Les propos tenus par Camélia Jordana sur la police  méritent mieux que des hurlements de part et d’autres.

Qui peut nier son ressenti ? Il témoigne d’un sentiment d’insécurité, la peur de délit de faciès, qui existe et grandit. Cette crainte doit nous interpeller venant d’une artiste qui a chanté la République après les attentats du 13 novembre et prend régulièrement le risque de fâcher les intégristes.

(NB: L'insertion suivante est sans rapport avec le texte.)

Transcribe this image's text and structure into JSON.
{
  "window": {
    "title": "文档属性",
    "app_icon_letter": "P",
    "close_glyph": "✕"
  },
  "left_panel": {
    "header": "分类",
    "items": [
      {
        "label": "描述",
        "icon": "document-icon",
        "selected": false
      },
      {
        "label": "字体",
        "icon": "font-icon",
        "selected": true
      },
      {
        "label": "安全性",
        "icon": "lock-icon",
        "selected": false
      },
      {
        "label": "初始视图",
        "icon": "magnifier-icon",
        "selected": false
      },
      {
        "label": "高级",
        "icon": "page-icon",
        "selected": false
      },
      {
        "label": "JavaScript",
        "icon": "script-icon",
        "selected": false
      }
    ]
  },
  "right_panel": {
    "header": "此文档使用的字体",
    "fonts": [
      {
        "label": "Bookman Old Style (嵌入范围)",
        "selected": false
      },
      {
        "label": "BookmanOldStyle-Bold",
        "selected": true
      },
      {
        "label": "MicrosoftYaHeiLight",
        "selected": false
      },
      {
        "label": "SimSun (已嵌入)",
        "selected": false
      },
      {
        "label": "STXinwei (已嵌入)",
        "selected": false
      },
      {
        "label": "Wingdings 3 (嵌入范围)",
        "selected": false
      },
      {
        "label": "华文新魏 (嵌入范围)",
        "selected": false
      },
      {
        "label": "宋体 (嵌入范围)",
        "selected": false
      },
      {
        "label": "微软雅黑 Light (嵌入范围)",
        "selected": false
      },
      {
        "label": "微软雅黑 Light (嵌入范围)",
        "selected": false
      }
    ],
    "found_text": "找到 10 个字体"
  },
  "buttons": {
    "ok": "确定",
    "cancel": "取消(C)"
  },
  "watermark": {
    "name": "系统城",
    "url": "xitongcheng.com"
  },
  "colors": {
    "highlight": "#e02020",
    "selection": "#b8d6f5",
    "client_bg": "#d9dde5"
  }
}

Rien ne justifie le torrent d’insultes qui s’abat sur elle.

En revanche, on a le droit de lui répondre. Surtout lorsque son émotion sincère l’amène à présenter une exagération comme « un fait ». Lorsqu’elle déclare que « des hommes et des femmes se font massacrer [par la police] quotidiennement en France, pour nulle autre raison que leur couleur de peau »… C’est à la fois excessif et dangereux.

Nous ne vivons pas la situation des Etats-Unis, où le nombre d’Afro-Américains abattus au moindre mouvement par la police est affolant. En France, même les associations de victimes rapportent peu de cas. Trop. Mais le motif raciste ne suffit pas toujours à expliquer ces drames.

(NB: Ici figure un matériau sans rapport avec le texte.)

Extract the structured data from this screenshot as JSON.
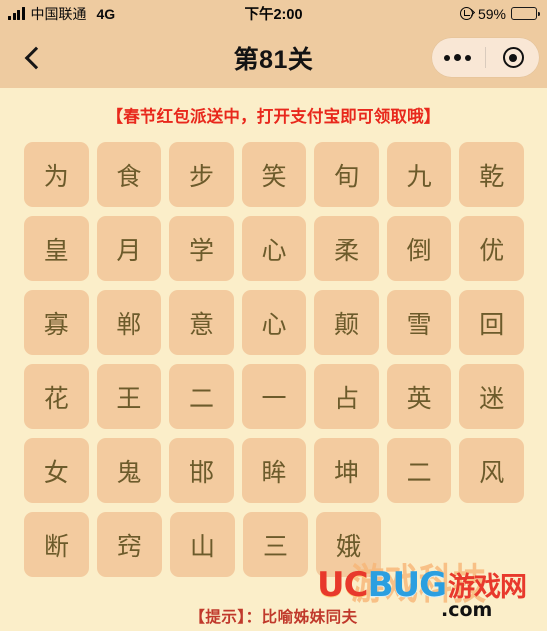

Ces dernières années, ce sont surtout de nombreux policiers qui ont été pris pour cibles, et même « massacrés », en raison de leur métier (Ahmed Merabet, Clarissa Jean-Philippe, Xavier Jugelé…). D’autres se blessent en tentant d’arrêter des rodéos sauvages qui fauchent des habitants de banlieue.

Le sacrifice des uns ne doit pas cacher la blessures des autres. Il faut évidemment sanctionner tout dérapage raciste qui salit l’uniforme, humilie des citoyens, détruit le sentiment d’appartenance à la République, en plus de susciter la suspicion et donc de compliquer la tâche quotidienne de la police.

Mener ce débat en profondeur sans creuser les plaies suppose de respecter les faits, leur complexité, d’examiner le contexte de chaque affaire, sans victimisation à outrance ni tout ramener à l’identité. J’y crois entre personnes de bonne volonté.